We have not yet determined if we will adopt internationally or domestically. We have done a lot of research on the matter and are still exploring all of our options. We will continue to do research, be in touch with families that have adopted in one manner or the other, do extensive research on agencies and country programs, and think everything through as completely as is possible. Also, since the financial committment to adoption is so great, we want to be as prepared as possible. Jim will need to get back to being a civilian again and have a career and job steady enough for his self-assurance of our financial situation, and we have targets for our emergency fund and for our adoption fund before we even start the process. We are excited about the prospect of becoming parents again, but understand, also, that we need to give ourselves the necessary time to grieve the loss of our daughter and heal so we can be the best possible parents to our future children.

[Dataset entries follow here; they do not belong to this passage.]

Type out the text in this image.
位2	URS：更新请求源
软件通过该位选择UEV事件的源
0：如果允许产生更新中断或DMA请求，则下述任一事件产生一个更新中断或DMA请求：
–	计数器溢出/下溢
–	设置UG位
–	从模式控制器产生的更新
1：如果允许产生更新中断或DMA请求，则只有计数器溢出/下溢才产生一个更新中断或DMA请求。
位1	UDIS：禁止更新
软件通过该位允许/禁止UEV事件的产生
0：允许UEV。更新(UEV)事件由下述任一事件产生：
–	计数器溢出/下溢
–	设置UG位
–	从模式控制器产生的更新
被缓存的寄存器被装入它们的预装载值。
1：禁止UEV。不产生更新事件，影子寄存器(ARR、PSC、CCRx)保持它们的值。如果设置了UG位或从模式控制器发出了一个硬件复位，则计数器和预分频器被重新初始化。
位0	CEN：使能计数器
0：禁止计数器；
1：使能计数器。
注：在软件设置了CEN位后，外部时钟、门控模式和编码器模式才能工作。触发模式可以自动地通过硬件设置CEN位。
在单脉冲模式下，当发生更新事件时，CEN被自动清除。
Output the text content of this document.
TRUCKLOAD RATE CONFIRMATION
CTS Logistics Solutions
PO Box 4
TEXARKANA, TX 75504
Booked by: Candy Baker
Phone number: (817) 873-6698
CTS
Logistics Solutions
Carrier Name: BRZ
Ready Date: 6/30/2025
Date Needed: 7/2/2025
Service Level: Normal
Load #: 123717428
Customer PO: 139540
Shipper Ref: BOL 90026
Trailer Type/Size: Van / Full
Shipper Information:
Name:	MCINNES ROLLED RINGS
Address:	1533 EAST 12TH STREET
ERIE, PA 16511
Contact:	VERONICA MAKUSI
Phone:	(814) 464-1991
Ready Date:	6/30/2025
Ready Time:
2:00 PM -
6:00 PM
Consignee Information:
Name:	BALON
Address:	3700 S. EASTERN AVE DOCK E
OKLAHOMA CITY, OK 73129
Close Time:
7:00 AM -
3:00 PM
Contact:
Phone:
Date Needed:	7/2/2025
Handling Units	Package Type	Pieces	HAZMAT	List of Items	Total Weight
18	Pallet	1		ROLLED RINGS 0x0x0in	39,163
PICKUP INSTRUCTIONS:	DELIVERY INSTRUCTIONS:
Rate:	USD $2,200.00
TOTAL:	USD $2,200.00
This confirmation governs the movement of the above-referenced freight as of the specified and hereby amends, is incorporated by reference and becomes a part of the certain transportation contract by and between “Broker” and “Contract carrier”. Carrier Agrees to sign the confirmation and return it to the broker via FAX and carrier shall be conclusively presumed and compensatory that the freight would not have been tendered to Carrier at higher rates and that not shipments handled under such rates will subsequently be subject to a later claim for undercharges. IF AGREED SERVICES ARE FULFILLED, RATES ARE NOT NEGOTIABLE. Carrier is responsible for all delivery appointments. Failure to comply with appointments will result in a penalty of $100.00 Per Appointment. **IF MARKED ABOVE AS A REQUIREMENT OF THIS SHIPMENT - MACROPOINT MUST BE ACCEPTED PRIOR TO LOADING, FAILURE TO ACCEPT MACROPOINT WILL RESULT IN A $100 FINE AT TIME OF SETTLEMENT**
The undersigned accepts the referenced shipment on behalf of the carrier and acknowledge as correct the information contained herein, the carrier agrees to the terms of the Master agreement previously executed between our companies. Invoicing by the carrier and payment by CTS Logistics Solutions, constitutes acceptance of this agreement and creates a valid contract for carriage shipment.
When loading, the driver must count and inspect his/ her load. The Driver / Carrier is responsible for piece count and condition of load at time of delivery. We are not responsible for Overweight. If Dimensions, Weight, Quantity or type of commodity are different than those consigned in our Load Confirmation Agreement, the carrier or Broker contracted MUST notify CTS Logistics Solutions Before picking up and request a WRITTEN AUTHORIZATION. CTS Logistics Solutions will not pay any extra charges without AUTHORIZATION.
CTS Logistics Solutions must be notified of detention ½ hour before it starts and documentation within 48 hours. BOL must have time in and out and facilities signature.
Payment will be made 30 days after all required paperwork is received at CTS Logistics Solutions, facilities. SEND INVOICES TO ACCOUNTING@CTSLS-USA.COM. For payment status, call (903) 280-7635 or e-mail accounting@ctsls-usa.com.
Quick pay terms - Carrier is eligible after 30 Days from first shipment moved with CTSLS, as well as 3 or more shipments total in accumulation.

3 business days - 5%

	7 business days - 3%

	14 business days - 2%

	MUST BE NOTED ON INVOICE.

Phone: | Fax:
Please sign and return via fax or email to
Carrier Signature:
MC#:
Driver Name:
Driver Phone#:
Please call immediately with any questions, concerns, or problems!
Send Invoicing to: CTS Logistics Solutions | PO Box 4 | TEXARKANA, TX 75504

In the mean time, we won’t just be sitting around or lamenting our quiet house. Jim will fulfill his military committment and further his higher education, plus work on figuring out if he will be able to work from home as a professional geek or get a government job as a civilian. I have big plans for my future education, and I’d love to start law school within the next year, in addition to getting back to work as soon as possible (possibly starting something more like a career than a job), and helping with the building of our savings accounts (and paying down my growing student loans).

We covet your prayers and positive thoughts as we settle in to life as a quiet couple in Oklahoma and make plans for the further extension of our family. We do not equate adoption in any way as a backup plan or as second best to having biological children; we ask that, should you disagree with our decision or judge us for it, you withhold any negativity, both to us directly or on the blog.

 

2 Responses to “Peace”

  1. Cyn Says:

    I pray for you guys every single day and it warms my heart to know you and Jim have such a strong wonderful marriage. I love hearing how you guys really communicate and have worked together through this difficult time in your life. I’m very happy you guys have come to this decision. There are so many children all over the world that would be so blessed to have wonderful loving parents like you and Jim. I can’t wait for that day to come.

  2. Swistle Says:

    I read everything since November in one go. It is a heartbreaking story. I am hoping so hard for your future happiness.